Emsal Mahkeme Kararı İstanbul Bölge Adliye Mahkemesi 12. Hukuk Dairesi 2020/850 E. 2020/705 K. 01.09.2020 T.

Görüntülediğiniz mahkeme kararı kesinleşmiş bir karardır.

T.C.
İSTANBUL
BÖLGE ADLİYE MAHKEMESİ
12. HUKUK DAİRESİ
DOSYA NO: 2020/850
KARAR NO: 2020/705
T Ü R K M İ L L E T İ A D I N A
İ S T İ N A F K A R A R I
İNCELENEN KARARIN
MAHKEMESİ: İSTANBUL 13. ASLİYE TİCARET MAHKEMESİ
TARİHİ: 28/01/2020
NUMARASI: 2018/377 Esas-2020/26 Karar
DAVA: Tazminat (Bankacılık İşlemlerinden Kaynaklanan)
İSTİNAF KARAR TARİHİ: 01/09/2020
Davanın kısmen kabulüne yönelik hükmün davalı vekilince istinaf edilmesi üzerine dosya kapsamı incelenip gereği görüşülüp düşünüldü;
DAVA: Davacı vekili; müvekkilinin davalı bankanın müşterisi olduğunu, 30.10.2017 tarihinde saat 18:00 sıralarında telefonun kapandığını , … tarafından sim kartın kopyalandığının bildirildiğini ,davacının derhal … nolu hattan … müşteri hizmetlerine durumu bildirdiğini,ertesi gün banka şubesine gidip gişeden hesabını kontrol ettiğini, müvekkilinin hesabında bulunan 36.327- TL paranın ve ardından kredi kartı avansından 14.000- TL paranın yani toplam 50.327-TL paranın müvekkilinin tanımadığı … adlı şahsın hesabına havale edildiğini” öğrendiğini, hesabında bulunan 36.327- TL para ile kredi kartı avansından aktarılan 14.000- TL paranın aynı anda başka hesaba havale edilmesinin açıkça şüpheli işlem olup oluşan zarardan davalı bankanın sorumlu olduğunu ,toplamda 50.457,40 TL’nin faiziyle birlikte müvekkiline iadesine, 5.000,- TL manevi tazminata hükmedilmesini talep etmiştir.
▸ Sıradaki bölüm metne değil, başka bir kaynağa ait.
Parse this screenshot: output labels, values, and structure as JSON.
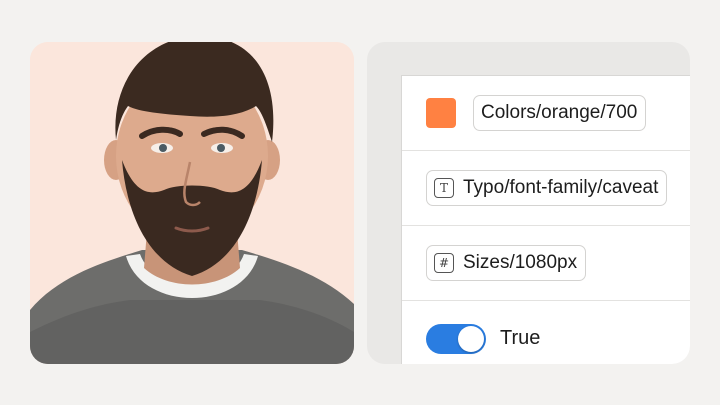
{
  "colors": {
    "page_bg": "#f3f2f0",
    "photo_bg": "#fbe6dc",
    "orange_swatch": "#ff8142",
    "toggle_on": "#2a7de1"
  },
  "variables": [
    {
      "kind": "color",
      "icon": "color-swatch",
      "label": "Colors/orange/700"
    },
    {
      "kind": "string",
      "icon": "text-type-icon",
      "icon_glyph": "T",
      "label": "Typo/font-family/caveat"
    },
    {
      "kind": "number",
      "icon": "number-type-icon",
      "icon_glyph": "#",
      "label": "Sizes/1080px"
    },
    {
      "kind": "boolean",
      "icon": "toggle-switch",
      "value": true,
      "label": "True"
    }
  ]
}
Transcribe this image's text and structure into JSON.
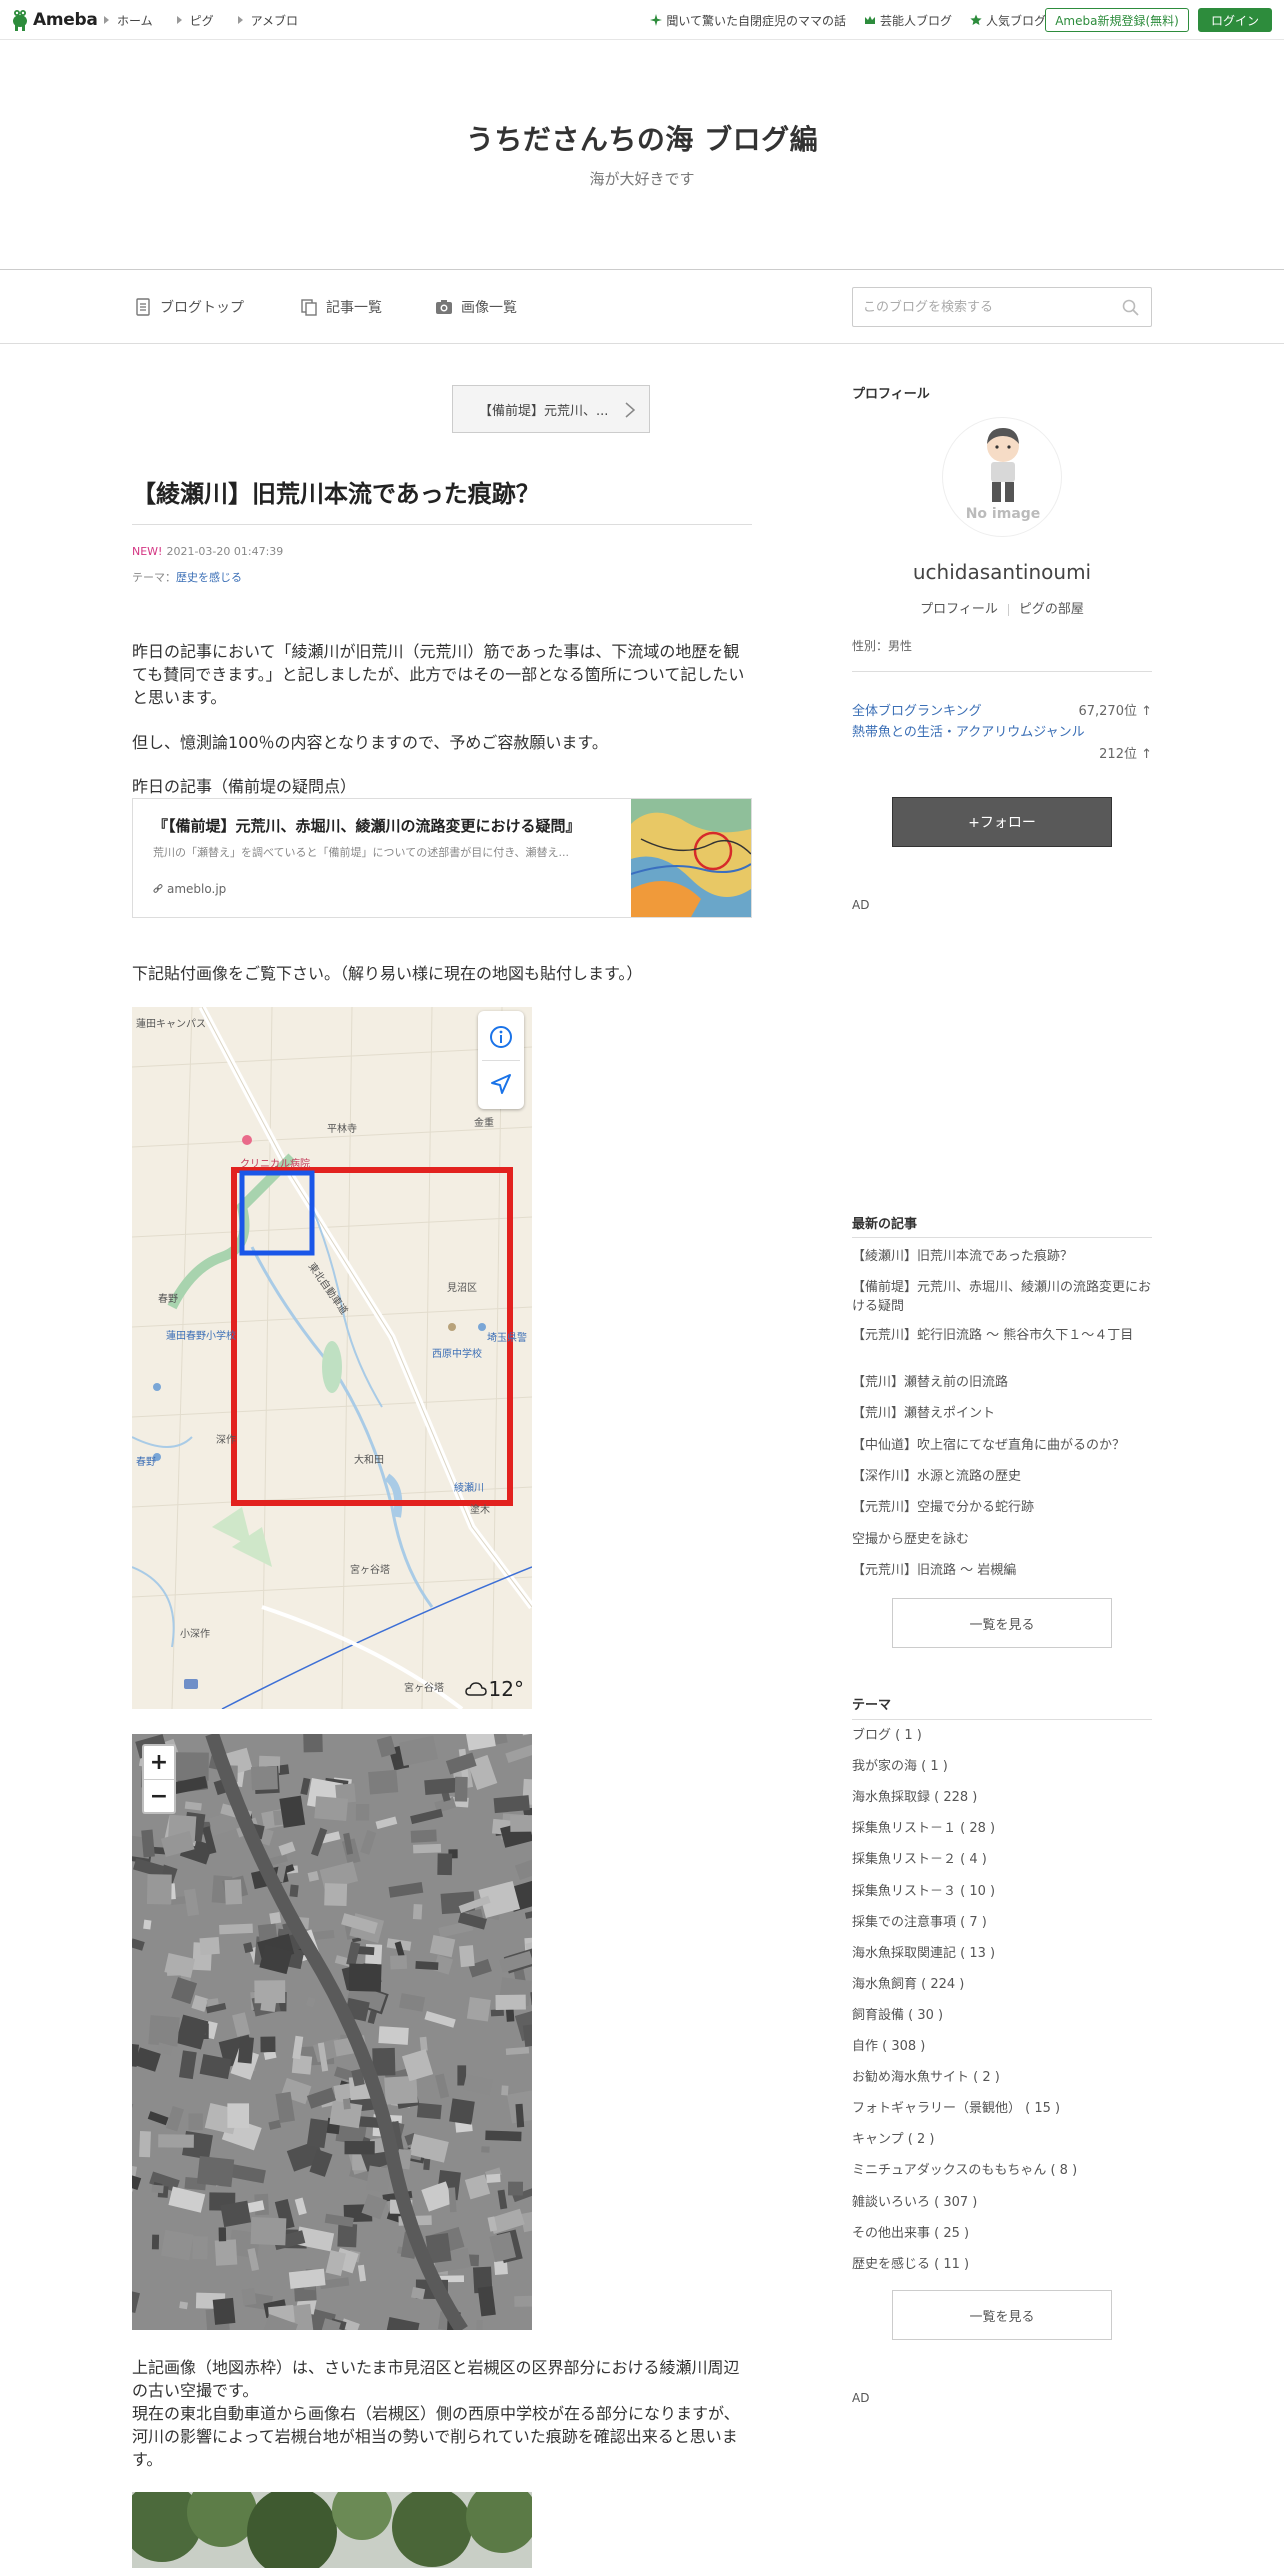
{
  "topbar": {
    "logo_text": "Ameba",
    "nav": [
      "ホーム",
      "ピグ",
      "アメブロ"
    ],
    "links": [
      {
        "label": "聞いて驚いた自閉症児のママの話",
        "icon": "sparkle-icon"
      },
      {
        "label": "芸能人ブログ",
        "icon": "crown-icon"
      },
      {
        "label": "人気ブログ",
        "icon": "star-icon"
      }
    ],
    "register_label": "Ameba新規登録(無料)",
    "login_label": "ログイン",
    "accent": "#2d8c3c"
  },
  "blog": {
    "title": "うちださんちの海 ブログ編",
    "description": "海が大好きです"
  },
  "blog_nav": {
    "top_label": "ブログトップ",
    "entries_label": "記事一覧",
    "images_label": "画像一覧",
    "search_placeholder": "このブログを検索する"
  },
  "article": {
    "prev_label": "【備前堤】元荒川、...",
    "title": "【綾瀬川】旧荒川本流であった痕跡？",
    "new_badge": "NEW!",
    "datetime": "2021-03-20 01:47:39",
    "theme_prefix": "テーマ：",
    "theme": "歴史を感じる",
    "p1": "昨日の記事において「綾瀬川が旧荒川（元荒川）筋であった事は、下流域の地歴を観ても賛同できます。」と記しましたが、此方ではその一部となる箇所について記したいと思います。",
    "p2": "但し、憶測論100％の内容となりますので、予めご容赦願います。",
    "p3": "昨日の記事（備前堤の疑問点）",
    "card": {
      "title": "『【備前堤】元荒川、赤堀川、綾瀬川の流路変更における疑問』",
      "desc": "荒川の「瀬替え」を調べていると「備前堤」についての述部書が目に付き、瀬替え...",
      "domain": "ameblo.jp"
    },
    "p4": "下記貼付画像をご覧下さい。（解り易い様に現在の地図も貼付します。）",
    "map_labels": [
      "蓮田キャンパス",
      "平林寺",
      "金重",
      "クリニカル病院",
      "東北自動車道",
      "春野",
      "蓮田春野小学校",
      "西原中学校",
      "埼玉県警",
      "深作",
      "春野",
      "見沼区",
      "綾瀬川",
      "大和田",
      "宮ヶ谷塔",
      "小深作",
      "宮ヶ谷塔",
      "塗木"
    ],
    "weather": "12°",
    "p5a": "上記画像（地図赤枠）は、さいたま市見沼区と岩槻区の区界部分における綾瀬川周辺の古い空撮です。",
    "p5b": "現在の東北自動車道から画像右（岩槻区）側の西原中学校が在る部分になりますが、河川の影響によって岩槻台地が相当の勢いで削られていた痕跡を確認出来ると思います。",
    "zoom_in": "+",
    "zoom_out": "−"
  },
  "sidebar": {
    "profile_heading": "プロフィール",
    "avatar_text": "No image",
    "name": "uchidasantinoumi",
    "profile_link": "プロフィール",
    "pig_link": "ピグの部屋",
    "sex": "性別：男性",
    "rank_all_label": "全体ブログランキング",
    "rank_all_value": "67,270位 ↑",
    "rank_genre_label": "熱帯魚との生活・アクアリウムジャンル",
    "rank_genre_value": "212位 ↑",
    "follow_label": "+フォロー",
    "ad1": "AD",
    "recent_heading": "最新の記事",
    "recent": [
      "【綾瀬川】旧荒川本流であった痕跡？",
      "【備前堤】元荒川、赤堀川、綾瀬川の流路変更における疑問",
      "【元荒川】蛇行旧流路 〜 熊谷市久下１〜４丁目",
      "【荒川】瀬替え前の旧流路",
      "【荒川】瀬替えポイント",
      "【中仙道】吹上宿にてなぜ直角に曲がるのか？",
      "【深作川】水源と流路の歴史",
      "【元荒川】空撮で分かる蛇行跡",
      "空撮から歴史を詠む",
      "【元荒川】旧流路 〜 岩槻編"
    ],
    "recent_more": "一覧を見る",
    "theme_heading": "テーマ",
    "themes": [
      "ブログ ( 1 )",
      "我が家の海 ( 1 )",
      "海水魚採取録 ( 228 )",
      "採集魚リスト－１ ( 28 )",
      "採集魚リスト－２ ( 4 )",
      "採集魚リスト－３ ( 10 )",
      "採集での注意事項 ( 7 )",
      "海水魚採取関連記 ( 13 )",
      "海水魚飼育 ( 224 )",
      "飼育設備 ( 30 )",
      "自作 ( 308 )",
      "お勧め海水魚サイト ( 2 )",
      "フォトギャラリー（景観他） ( 15 )",
      "キャンプ ( 2 )",
      "ミニチュアダックスのももちゃん ( 8 )",
      "雑談いろいろ ( 307 )",
      "その他出来事 ( 25 )",
      "歴史を感じる ( 11 )"
    ],
    "themes_more": "一覧を見る",
    "ad2": "AD"
  }
}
CEVAP: Davalı vekili; SİM kart kopyalama işlemine ilişkin hususlarda müvekkili bankanın hiçbir ilgisinin bulunmadığını, banka nezdinde gerekli özen yükümlülükleri yerine getirildiğini, havale işlemlerinin davacının işlemlerini gerçekleştirmekte kullandığı telefona gönderilen şifrenin kullanılması suretiyle gerçekleştirildiğini, bankaca konulan simkart blokesinin 31.10.2017 tarih saat 09:52’de yine müşteri tarafından kaldırıldığını,davanın öncelikle husumet bakımından reddine, aksi takdirde yapılacak incelemeler neticesinde kusuru olmayan banka hakkında ki davanın reddine karar verilmesini talep etmiştir.
İLK DERECE MAHKEMESİ KARARI: Mahkemece, ihtilaflı işlemlerin gerçekleşmesi için şart olan tek kullanımlık şifrelerin, davacının elinden çıkarak dolandırıcılara gitmediği, SİM kart değişikliği nedeniyle 3. kişiler tarafından ele geçirilmiş olması olduğu, davalı bankanın da kendisine telefon operatöründen gelmiş olan bilgi akışına istinaden koymuş olduğu davacının alacak talebinin 50.050-TL üzerinden yerinde olduğu,hesabından başka bir hesaba para aktarılmasının TBK’nun 56. ve 58. Maddeleri kapsamında manevi zarar kapsamında kabul edilemeyeceği gerekçesiyle, davacının davasının kısmen kabulü ile 50.000- TL maddi tazminatın ticari temerrüt faizi ile birlikte davalıdan tahsili ile davacıya verilmesine, fazla talebin ve manevi tazminat talebinin reddine karar verilmiştir.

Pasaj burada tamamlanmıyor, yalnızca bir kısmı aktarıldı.